None of these improved the performance. Because of that I got the assembly code for it using these commands:

g++ -std=c++11 -Wall -pthread -O3 -Iinclude -S main.cpp -march=armv8.1-a+lse
g++ -std=c++11 -Wall -pthread -O3 -Iinclude -S main.cpp -march=armv8.2-a+lse
g++ -std=c++11 -Wall -pthread -O3 -Iinclude -S main.cpp -march=armv8.3-a+lse

I searched the code and cannot find any CAS operations used. I also tried the different variations of compilation with or without "lse" and "-moutline-atomics".

I am not a C++ expert and I have a very basic understanding of it.

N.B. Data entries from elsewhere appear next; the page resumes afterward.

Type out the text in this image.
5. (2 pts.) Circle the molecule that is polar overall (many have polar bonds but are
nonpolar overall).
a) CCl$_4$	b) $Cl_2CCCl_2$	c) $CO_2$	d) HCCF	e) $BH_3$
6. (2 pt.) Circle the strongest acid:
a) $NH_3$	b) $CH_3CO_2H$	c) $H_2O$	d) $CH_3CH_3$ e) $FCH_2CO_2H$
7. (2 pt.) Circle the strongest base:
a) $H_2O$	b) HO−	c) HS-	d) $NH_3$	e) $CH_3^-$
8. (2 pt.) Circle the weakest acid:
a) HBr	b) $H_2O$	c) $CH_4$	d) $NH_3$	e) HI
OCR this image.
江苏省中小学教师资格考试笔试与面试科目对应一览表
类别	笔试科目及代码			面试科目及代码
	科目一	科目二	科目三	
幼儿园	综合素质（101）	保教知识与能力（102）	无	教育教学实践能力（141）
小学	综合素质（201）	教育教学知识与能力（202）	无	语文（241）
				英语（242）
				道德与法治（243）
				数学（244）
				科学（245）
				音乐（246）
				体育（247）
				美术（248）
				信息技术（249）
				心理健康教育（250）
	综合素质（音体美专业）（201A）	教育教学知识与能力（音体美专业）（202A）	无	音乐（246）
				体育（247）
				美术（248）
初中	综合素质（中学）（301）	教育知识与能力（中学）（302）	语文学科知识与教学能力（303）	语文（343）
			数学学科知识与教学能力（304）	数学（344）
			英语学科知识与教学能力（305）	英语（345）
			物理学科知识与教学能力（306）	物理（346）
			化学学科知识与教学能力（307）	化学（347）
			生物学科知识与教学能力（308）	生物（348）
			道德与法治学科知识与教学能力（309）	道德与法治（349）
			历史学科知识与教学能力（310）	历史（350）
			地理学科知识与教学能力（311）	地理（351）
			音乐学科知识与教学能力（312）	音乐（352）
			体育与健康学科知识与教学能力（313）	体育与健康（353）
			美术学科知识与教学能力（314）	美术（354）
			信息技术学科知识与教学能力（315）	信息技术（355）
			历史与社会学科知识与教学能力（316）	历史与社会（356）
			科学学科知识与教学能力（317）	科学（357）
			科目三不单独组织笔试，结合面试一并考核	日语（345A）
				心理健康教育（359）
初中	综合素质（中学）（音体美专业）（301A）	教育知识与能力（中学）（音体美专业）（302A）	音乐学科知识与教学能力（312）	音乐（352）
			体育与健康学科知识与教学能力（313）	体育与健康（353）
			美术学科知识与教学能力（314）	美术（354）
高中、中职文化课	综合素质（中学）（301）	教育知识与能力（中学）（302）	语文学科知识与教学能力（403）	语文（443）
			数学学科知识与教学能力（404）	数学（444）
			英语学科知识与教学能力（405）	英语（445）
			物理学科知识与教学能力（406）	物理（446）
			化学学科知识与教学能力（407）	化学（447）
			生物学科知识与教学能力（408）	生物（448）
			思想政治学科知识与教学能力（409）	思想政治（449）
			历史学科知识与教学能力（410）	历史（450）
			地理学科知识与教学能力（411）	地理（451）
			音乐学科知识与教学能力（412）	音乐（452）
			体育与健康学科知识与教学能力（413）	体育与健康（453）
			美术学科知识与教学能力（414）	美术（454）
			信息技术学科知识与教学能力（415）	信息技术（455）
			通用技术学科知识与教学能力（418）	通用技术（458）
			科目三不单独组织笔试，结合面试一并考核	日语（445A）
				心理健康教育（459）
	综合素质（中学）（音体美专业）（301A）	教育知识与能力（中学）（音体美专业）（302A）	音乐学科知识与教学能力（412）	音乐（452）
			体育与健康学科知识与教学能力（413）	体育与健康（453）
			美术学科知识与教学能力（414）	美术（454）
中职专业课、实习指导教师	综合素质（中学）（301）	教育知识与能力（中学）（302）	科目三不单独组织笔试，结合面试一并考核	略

My guess is that the code needs some changes to use atomic instructions.

Tests are executed on m6g.16xlarge EC2 instance in AWS. OS Ubuntu 20.04.

So if someone can check the core-latency code and give some insights to make sure that it compiles with CAS instructions, that will be a great help.

Solution

After doing some more experiments, I found the problem. In the code snippet below are the steps:

making a comparison first (if state equals Ping)
calling the class method set to do an atomic store operation.

Code snippet from core-latency:

if (state == Ping)
   sync.set(Pong);
...
void set(State new_state)
{
  state.store(new_state);
}

All of the code never compiles to a CAS instruction. If you want to have an atomic compare and swap operation, you need to use the relevant method from atomic.

I have written below a sample code for experimenting:

#include <atomic>
#include <cstdio>

int main() {
  int expected = 0;
  int desired = 1;
  std::atomic<int> current; 
  current.store(expected);
  printf("Before %d\n", current.load());
  while(!current.compare_exchange_weak(expected,desired));
  printf("After %d\n", current.load());
}

I compiled it for ARMv8.1 and can see that it is using CAS instruction. I compiled it for ARMv8.0 and can see that it is not using CAS instruction (which is OK as it is not supported in this version).

So if I want to get CAS instruction sets used, I need to use atomic::compare_exchange_weak or atomic::compare_exchange_strong; otherwise, the compiler will not use CAS but compile your comparison and store operations separately.

In summary, I can rewrite the benchmark with atomic::compare_exchange_weak and see what results I am getting.

New update April 30

I have created the new version of the code with atomic compare and swap support. It is available here https://github.com/fuatu/core-latency-atomic

Here are the test results for instance m6g.16xlarge (ARM):

Without CAS: Average latency 245ns

With CAS: Average latency 39ns